Topic: FPGA Export Regulation and "Supply Chain Interdiction"

I just read this nugget in the blog post "Meeting Snowden in Princeton"[0] by Ross Anderson based on discussions about NSA operations:

"The export control mechanisms are also used as an early warning mechanism, to tip off the agency that kit X will be shipped to country Y on date Z. Then the technicians can insert an implant without anyone at the exporting company knowing a thing. This is usually much better than getting stuff Trojanned by the vendor."

This is referring to the targeted interception programs run by some governments[1] and which (maybe!) have been used against Tor developers[2].

I'm curious if the Crowdsupply and Novena folks needed to fill out ITAR or EAR style paperwork as part of customs for Novena hardware, either for the finished boards or for the raw components (particularly the Xilinx FPGA). I assume the assembled bare boards were shipped from Shenzhen to the USA for final boxing and then shipped onward internationally, but the Xilinx components might have been shipped from the USA to Shenzhen at some point.

I don't mean to be negative (ZOMG SPIES!!111!) or suggest that paperwork shouldn't be filed as necessary, i'm just curious if this is even an issue speculatively, as a gedankenexperiment. I've filled out plenty of export paperwork for specific digital components in the past and always just whined about the red tape, but I might think about it differently in the future. Off the top of my head, a way to avoid this on an individual level might be to get sensitive hardware shipped to a domestic friend in the USA and have them hand carry it (by plane?), filling out whatever export duties are necessary (IANAL, don't know if/how this can be done entirely legally). On a regional scale, folks can try to source components and do at least the pick-and-place assembly locally (made much more feasible by Novena being open hardware! <3).

--bryan

URLs mangled to get around forum restrictions:
[0] lightbluetouchpaper.org /2015/05/02/meeting-snowden-in-princeton/
[1] arstechnica.com /tech-policy/2014/05
[2] privacysos.org /node/1311

Re: FPGA Export Regulation and "Supply Chain Interdiction"

Snowden revealed that the NSA did this to Cisco routers. I have read online that Cisco now offers to ship their stuff to/from private addresses. So this method is already in action.

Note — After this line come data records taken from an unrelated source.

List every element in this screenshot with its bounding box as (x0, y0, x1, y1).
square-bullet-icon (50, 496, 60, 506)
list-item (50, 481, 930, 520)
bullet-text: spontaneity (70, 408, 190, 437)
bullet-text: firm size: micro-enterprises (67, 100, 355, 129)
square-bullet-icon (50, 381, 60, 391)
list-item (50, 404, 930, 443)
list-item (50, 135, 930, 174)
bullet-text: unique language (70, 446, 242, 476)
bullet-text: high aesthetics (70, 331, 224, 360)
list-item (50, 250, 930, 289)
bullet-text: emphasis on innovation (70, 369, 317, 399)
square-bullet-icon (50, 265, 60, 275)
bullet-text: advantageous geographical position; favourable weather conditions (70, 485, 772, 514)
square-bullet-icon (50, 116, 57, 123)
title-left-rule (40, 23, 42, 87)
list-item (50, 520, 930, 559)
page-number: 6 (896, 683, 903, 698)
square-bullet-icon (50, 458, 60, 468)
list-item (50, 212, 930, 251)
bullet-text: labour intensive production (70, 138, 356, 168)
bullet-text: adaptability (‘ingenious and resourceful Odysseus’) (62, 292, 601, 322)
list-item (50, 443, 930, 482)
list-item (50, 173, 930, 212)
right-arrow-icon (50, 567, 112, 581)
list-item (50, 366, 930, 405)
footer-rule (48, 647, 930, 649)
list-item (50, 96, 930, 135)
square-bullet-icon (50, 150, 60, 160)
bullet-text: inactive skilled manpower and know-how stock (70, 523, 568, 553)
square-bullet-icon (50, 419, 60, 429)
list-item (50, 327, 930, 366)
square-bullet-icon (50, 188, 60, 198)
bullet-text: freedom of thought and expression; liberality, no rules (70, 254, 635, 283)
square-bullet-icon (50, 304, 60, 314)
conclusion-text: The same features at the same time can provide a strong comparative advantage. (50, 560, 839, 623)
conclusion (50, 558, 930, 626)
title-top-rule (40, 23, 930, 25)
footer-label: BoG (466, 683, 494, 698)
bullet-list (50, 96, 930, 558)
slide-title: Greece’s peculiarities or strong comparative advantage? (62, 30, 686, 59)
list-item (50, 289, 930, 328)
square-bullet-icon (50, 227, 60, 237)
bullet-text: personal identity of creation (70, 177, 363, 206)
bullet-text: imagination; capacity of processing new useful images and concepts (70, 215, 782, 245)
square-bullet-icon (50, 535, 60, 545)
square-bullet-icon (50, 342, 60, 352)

Regarding the Novena I think it would be really hard to create a good working implant for the Novena. The problem is that you have the Schematic, and the case is open. So you can check if what you received matches the schematics. An additional board would probably stick out.

So that leaves implants inside the FPGA or inside the i.MX6. There will not be a mobile phone in them so you will need the support of some kind of software to exploit the implant in the chip.Here again we run Linux on it, not some proprietary OS. So if you want to be super sure remove all the software that was on the Novena and recompile it yourself. And don't use the SSD, there could be something in the SSD Firmware. Then again they could do an evil Maid attack on you. So don't let your novena unwatched in your hotel room.

Another point to consider is the cost/benefit analysis. On the cost side the implant on the Novena is probably much harder to do as on other devices and also easier to detect, especially as most of the Novena users are probably IT Experts. Then due to the crowd funding the NSA probably has the complete list of Novena users. The question is how interesting are we to the NSA ?

Re: FPGA Export Regulation and "Supply Chain Interdiction"

JustAnotherOne wrote:
The question is how interesting are we to the NSA ?

We are all on a list. Some of us are on more than one list.

Re: FPGA Export Regulation and "Supply Chain Interdiction"

There was some nice work integrating an extra CPU inside an RJ45 jack, which would be feasible on Novena. Anything else, probably not - it's a little too exposed. I suppose the WLAN card is perhaps a possible route, too.